Of the architects associated with the elaboration of this project, several stand out. The first is Manuel da Maia (1733), who was responsible for the general scheme and the definition of most of its ramifications and fonts; Custódio Vieira (1736), who supervised the construction of the arches over the Alcântara valley – the most spectacular and costly part of the project – begun in 1739; and Carlos Mardel (1745), who designed some of the fountains and was responsible for finalising the construction of the well-head at Amoreiras in 1748, as well as for what is considered to be the largest stone arch in the world. After the earthquake of 1755, Custódio Vieira was granted pardon for the profligacy for which he had been accused owing to the amount of iron he used to strengthen the arch’s structure, for, despite being located on a seismic faultline, it had resisted the quake. Other names were later associated with the expansion of the distributing network and the building of of further points of water supply. The Chafariz da Cotovia de Baixo, situated on the Praça da Alegria, dates from this later period of construction and Reinaldo Manuel dos Santos, who was in charge of the project between 1772 and 1791 is thought to be responsible for the design. In 1840, this fountain was transferred to the Rua da Mãe-de-Água, at which time the façade suffered some changes. It was at this time that it came to be known as the Chafariz da Mãe-de-Água, and it is this space that we now occupy.

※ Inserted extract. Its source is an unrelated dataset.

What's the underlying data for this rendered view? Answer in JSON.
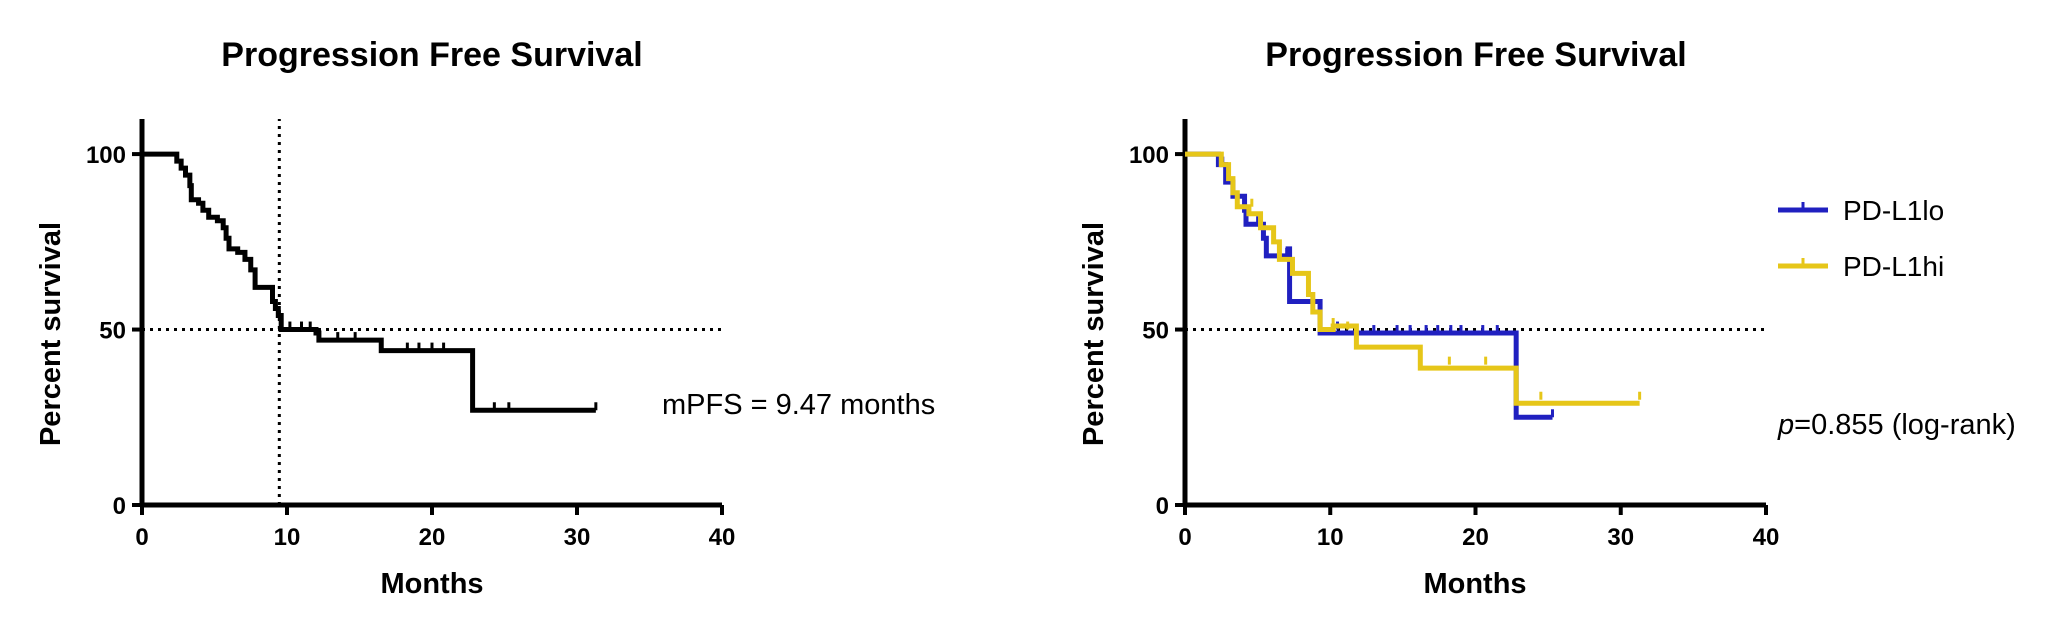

This room, with restricted access, is linked to the reservoir on Príncipe Real (ca 400 m) as well as with the Praça da Alegria (approximatelly 200m). The underground plan of the aqueduct is composed of vaulted galleries designed to human scale and stone conduits through which the water used to run. The street gave public access to the supply points. Indoors, the spout on the lower floor was only for the water that wasn’t used. On the outside, on the lower platform linking the two flights of stairs, there is a small well which was allowed animals to quench their thirst.